North Fork Skokomish in Winter

North Fork Skokomish where it runs into Lake Cushman

The North Fork Skokomish valley is one of my favorite locations in Olympic National Park. It used to be the closest to my home, when I lived in Olympia. It’s a little farther away now, but I still try to make several trips per year. It’s a low snow year when you can drive up to the Staircase Trailhead in December (unlike this year).

North Fork Skokomish from the Staircase Area

Holga Panoramas

Holga Panorama 1

The Holga cameras are a fun diversion. They are inexpensive to purchase, shoot 120 film and have a single lens similar to the Kodak Brownies of old. Since the lens has just one element, you get a very soft focus. The panorama version of the Holgas uses two frames of the 120 film … so you get 6 shots per roll. Developing is where things start costing money … well, after the $10 per roll of film, that is. There is an extra charge for processing the panoramas … so it you get high res scans, the cost comes in about $40 per roll for the processing … which brings the total to close to $10 per shot. Almost enough to make me want to start processing the film myself. Almost.

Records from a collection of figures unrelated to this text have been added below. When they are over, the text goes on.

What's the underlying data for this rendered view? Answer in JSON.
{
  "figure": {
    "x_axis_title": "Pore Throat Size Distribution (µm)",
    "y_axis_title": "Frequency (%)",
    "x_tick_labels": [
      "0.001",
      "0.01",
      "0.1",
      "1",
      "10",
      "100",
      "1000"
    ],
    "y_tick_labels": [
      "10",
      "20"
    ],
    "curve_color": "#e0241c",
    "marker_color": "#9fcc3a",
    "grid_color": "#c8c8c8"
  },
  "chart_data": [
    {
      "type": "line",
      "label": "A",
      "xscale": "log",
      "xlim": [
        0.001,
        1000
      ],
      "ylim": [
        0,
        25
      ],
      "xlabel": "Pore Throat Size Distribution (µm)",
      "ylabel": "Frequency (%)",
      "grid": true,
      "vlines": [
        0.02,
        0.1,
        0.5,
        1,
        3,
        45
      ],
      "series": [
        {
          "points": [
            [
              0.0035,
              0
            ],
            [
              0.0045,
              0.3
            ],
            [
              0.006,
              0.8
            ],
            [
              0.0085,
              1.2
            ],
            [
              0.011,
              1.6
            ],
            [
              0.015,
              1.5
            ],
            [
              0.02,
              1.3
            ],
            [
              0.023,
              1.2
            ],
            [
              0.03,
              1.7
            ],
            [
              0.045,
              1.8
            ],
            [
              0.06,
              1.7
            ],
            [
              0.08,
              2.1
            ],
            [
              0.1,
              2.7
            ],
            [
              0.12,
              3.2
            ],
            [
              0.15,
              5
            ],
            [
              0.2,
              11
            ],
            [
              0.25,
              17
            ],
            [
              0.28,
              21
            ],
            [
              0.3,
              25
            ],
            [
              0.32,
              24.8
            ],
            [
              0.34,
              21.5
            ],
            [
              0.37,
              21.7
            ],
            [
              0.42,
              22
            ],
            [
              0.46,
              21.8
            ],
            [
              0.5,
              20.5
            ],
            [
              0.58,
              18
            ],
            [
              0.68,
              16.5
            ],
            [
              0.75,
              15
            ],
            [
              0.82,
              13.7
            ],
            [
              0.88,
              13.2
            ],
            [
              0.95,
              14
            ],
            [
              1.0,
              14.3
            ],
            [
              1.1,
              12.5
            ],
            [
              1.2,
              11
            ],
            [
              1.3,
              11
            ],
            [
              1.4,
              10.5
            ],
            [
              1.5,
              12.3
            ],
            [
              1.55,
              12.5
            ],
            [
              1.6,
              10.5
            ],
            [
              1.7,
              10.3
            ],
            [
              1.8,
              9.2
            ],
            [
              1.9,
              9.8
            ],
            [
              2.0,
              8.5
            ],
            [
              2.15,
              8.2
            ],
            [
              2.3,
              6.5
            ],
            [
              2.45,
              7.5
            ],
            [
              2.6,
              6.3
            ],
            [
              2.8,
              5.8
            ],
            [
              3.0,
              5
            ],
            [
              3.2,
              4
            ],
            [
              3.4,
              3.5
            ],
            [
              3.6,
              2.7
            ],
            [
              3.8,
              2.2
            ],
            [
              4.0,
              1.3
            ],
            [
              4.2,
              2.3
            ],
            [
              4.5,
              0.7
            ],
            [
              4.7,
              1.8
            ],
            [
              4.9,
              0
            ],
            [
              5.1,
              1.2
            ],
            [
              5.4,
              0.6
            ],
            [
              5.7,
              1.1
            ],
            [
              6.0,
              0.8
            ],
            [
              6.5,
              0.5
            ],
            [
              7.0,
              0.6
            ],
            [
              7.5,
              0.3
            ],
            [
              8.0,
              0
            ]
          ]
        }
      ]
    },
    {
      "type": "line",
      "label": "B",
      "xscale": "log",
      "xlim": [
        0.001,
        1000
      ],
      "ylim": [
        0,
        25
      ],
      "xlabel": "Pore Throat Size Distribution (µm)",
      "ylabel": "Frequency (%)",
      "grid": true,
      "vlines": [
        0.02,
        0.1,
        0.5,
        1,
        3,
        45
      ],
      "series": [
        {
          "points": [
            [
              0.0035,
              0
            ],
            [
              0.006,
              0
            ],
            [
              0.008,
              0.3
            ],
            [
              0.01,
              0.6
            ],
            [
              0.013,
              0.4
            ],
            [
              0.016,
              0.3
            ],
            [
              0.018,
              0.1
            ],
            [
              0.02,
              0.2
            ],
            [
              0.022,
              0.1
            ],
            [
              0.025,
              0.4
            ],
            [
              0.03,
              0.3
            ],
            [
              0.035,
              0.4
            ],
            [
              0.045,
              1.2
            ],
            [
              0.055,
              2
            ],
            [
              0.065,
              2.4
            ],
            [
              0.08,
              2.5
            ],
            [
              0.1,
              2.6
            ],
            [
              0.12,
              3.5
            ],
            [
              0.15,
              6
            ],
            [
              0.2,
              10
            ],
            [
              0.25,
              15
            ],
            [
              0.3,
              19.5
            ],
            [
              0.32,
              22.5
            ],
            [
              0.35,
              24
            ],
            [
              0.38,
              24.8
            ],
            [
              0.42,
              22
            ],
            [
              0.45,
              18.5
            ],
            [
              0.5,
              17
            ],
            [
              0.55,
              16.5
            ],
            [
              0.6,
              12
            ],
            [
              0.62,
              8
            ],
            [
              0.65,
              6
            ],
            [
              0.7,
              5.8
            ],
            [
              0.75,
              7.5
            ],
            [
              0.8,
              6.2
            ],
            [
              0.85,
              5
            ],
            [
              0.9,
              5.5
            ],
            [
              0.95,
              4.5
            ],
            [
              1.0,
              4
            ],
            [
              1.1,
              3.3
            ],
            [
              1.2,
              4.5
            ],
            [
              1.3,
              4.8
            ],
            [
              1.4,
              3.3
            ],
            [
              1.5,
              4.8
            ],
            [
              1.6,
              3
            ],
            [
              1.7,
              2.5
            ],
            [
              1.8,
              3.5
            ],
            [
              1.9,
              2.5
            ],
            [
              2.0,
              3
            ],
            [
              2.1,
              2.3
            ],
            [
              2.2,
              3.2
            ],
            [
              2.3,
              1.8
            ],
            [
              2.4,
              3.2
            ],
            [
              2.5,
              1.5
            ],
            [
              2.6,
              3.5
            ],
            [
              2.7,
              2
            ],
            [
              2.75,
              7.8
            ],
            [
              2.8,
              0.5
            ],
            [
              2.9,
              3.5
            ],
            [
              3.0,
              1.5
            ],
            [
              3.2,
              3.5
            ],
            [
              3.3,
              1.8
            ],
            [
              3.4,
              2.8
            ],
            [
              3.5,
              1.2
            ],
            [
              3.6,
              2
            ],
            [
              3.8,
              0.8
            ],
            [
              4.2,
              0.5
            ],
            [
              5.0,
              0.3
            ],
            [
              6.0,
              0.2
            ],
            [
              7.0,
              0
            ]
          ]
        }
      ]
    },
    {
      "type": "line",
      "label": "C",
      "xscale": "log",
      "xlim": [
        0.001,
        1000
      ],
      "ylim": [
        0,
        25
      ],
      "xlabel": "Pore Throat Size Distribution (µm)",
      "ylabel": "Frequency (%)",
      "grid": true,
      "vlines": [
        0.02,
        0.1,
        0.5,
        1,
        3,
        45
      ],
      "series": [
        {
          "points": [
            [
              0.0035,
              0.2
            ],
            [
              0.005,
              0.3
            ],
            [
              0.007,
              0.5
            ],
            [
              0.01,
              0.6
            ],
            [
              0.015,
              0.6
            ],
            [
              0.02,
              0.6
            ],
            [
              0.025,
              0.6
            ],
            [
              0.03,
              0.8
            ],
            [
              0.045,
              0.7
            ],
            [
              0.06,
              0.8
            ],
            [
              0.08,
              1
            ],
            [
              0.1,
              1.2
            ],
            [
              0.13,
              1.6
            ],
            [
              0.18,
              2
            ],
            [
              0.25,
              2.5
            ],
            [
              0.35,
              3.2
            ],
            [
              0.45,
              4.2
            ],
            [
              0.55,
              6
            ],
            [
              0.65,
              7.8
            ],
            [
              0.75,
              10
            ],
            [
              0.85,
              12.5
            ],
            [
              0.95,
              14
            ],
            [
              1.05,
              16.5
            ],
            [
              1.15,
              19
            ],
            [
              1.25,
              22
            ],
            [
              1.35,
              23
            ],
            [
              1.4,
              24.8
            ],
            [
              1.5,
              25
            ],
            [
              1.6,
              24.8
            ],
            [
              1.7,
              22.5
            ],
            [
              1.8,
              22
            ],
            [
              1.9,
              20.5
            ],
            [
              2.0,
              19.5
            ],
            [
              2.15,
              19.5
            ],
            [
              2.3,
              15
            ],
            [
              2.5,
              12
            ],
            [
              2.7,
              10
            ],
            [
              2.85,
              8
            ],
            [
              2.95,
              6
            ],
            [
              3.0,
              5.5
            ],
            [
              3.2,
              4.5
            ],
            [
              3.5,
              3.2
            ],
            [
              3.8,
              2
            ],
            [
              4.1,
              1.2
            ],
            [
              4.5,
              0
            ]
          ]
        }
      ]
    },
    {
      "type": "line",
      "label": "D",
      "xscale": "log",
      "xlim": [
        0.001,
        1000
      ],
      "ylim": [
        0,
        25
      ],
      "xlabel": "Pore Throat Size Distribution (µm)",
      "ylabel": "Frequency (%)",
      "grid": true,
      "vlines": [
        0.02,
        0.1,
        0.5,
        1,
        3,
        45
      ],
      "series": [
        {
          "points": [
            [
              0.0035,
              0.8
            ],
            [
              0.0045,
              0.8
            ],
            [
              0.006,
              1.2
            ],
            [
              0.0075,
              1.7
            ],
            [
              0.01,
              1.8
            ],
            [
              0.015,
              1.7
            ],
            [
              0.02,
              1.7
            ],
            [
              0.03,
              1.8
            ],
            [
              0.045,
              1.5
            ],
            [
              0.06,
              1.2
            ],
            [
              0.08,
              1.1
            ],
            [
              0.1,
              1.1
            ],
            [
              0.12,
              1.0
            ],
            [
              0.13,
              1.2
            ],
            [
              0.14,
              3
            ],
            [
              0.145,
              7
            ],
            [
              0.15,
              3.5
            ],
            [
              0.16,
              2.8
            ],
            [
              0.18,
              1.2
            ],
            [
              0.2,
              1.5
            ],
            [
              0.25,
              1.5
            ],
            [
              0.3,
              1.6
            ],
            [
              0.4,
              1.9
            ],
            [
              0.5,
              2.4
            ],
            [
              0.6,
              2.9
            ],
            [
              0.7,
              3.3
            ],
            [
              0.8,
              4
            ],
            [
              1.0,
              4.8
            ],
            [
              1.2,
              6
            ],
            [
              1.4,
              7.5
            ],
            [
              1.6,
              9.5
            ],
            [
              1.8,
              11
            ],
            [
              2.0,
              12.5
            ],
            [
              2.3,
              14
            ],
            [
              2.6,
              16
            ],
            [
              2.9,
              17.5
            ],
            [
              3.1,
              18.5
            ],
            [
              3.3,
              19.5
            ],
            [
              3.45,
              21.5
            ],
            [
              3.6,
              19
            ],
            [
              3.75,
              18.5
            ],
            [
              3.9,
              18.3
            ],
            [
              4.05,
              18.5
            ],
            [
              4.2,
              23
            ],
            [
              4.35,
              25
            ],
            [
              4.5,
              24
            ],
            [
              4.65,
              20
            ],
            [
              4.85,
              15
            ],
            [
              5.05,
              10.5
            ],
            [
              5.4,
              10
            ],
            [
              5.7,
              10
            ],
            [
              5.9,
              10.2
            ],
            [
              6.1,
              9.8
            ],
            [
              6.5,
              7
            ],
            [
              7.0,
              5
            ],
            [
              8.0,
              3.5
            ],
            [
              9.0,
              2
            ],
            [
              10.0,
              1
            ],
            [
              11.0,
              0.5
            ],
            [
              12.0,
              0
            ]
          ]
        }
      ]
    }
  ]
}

The above view is of the lighthouse at Point Wilson on Fort Worden from the dock of the Marine Science Center. Below is the view in the opposite direction showing the driftwood that has accumulated along the beach.

Holga Panorama 2

Fort Worden Views in Winter

View Looking Southeast

One of my regular exercise routines is walking the trails at Fort Worden. And I’m always carrying a camera … especially if it is sunny in winter. In these images (taken with a Nikon F6 on Portra 400 … except for the bottom image which was taken with an iPhone), the afternoon sun warmed the colors. The image below shows the Point Wilson Lighthouse and just above it, (in the haze) Mount Baker.

View Looking Northeast

The trees below show what happens when you clear cut old growth and trees grow back too close together. They end up being skinny and tall from a lack of sunlight.

Trail Tree View

Moon Jellies

Moon Jellies

I have been looking through my library to find photos related to water. I found this one that shows moon jellyfish in Budd Bay in Olympia, Washington. I liked the reflection of my kayak paddle to give some sense of scale to the cloud of jellies. In the summer, the moon jelly population can explode … a result of stagnate water, I believe.

Fishermen’s Terminal

Fishermen’s Terminal (1)

I was recently at the Fishermen’s Terminal in Seattle having some fish and chips for dinner. (It’s fresh!!!)

After eating we walked a bit along the docks. It was night and I took a couple photos to see how the cameras would do. One is captured with my cell phone the other with my Nikon Z7ii. There’s not much difference at this magnification … and I was surprised at how well each did, considering it was dark and I was hand holding the camera/phone.